About Doug Peacock

Author and naturalist Doug Peacock, a disabled Vietnam veteran and Green Beret medic, was the real-life model for Edward Abbey’s George Washington Hayduke, and has published widely on wilderness issues.

His books include Grizzly Years: In Search of the American Wilderness, ¡Baja!, Walking It Off: A Veteran’s Chronicle of War and Wilderness, and The Essential Grizzly: The Mingled Fates of Men and Bears (co-authored with Andrea Peacock). His latest book, Was It Worth It: A Wilderness Warrior’s Long Trail Home, won the 2023 National Outdoor Book Award, and a 2022 award for literature from the American Academy of Arts & Letters.

Peacock received Guggenheim and Lannan fellowships for his work on archaeology, climate change and the peopling of North America, published in 2013 as In the Shadow of the Sabertooth: Global Warming, the Origins of the First Americans, and the Terrible Beasts of the Pleistocene. Sabertooth won the 2014 High Plains Book Award in the Science category.

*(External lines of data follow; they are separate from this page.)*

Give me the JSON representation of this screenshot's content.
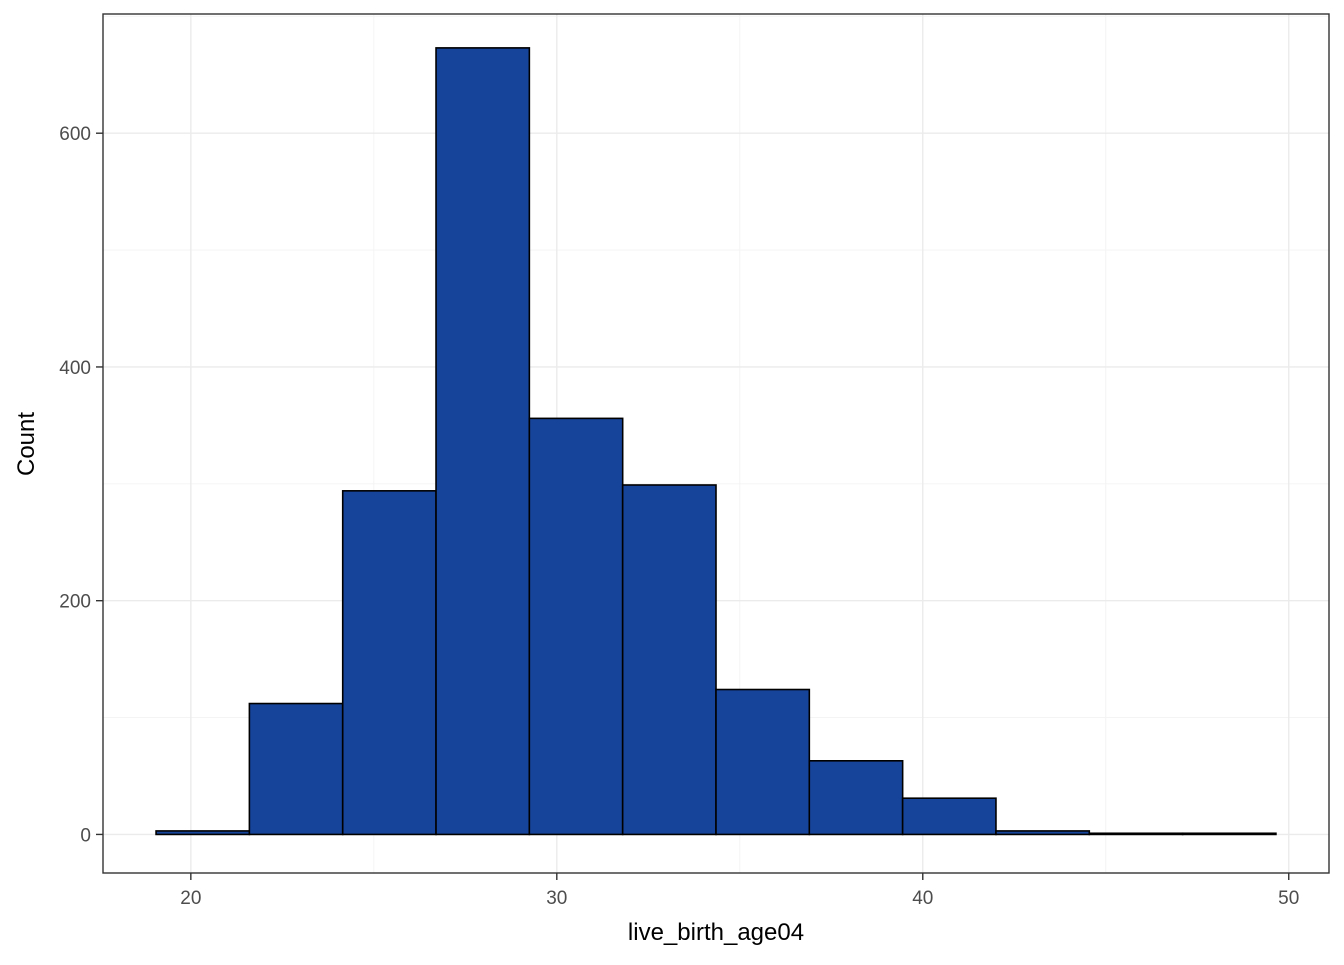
{
  "chart_data": {
    "type": "bar",
    "subtype": "histogram",
    "title": "",
    "xlabel": "live_birth_age04",
    "ylabel": "Count",
    "xlim": [
      17.6,
      51.1
    ],
    "ylim": [
      -33,
      702
    ],
    "x_ticks": [
      20,
      30,
      40,
      50
    ],
    "y_ticks": [
      0,
      200,
      400,
      600
    ],
    "grid": true,
    "bin_edges": [
      19.05,
      21.6,
      24.15,
      26.7,
      29.25,
      31.8,
      34.35,
      36.9,
      39.45,
      42.0,
      44.55,
      47.1,
      49.65
    ],
    "values": [
      3,
      112,
      294,
      673,
      356,
      299,
      124,
      63,
      31,
      3,
      1,
      1
    ],
    "bar_fill": "#17449b",
    "bar_outline": "#000000",
    "panel_background": "#ffffff",
    "grid_color": "#ebebeb"
  }
}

Doug co-founded the Wildlife Damage Review, Vital Ground, Round River Conservation Studies and Save the Yellowstone Grizzly. For more than 25 years, he served as chairman of the board of directors for Round River, which works with indigenous people and governments in Africa, North, South and Central America to develop region-wide conservation strategies protecting and enhancing intact ecosystems.

For his service in Vietnam, Doug was awarded the Soldier’s Medal, the Vietnamese Cross of Gallantry, and the Bronze Star. He lives in Emigrant, Montana, with his wife Andrea.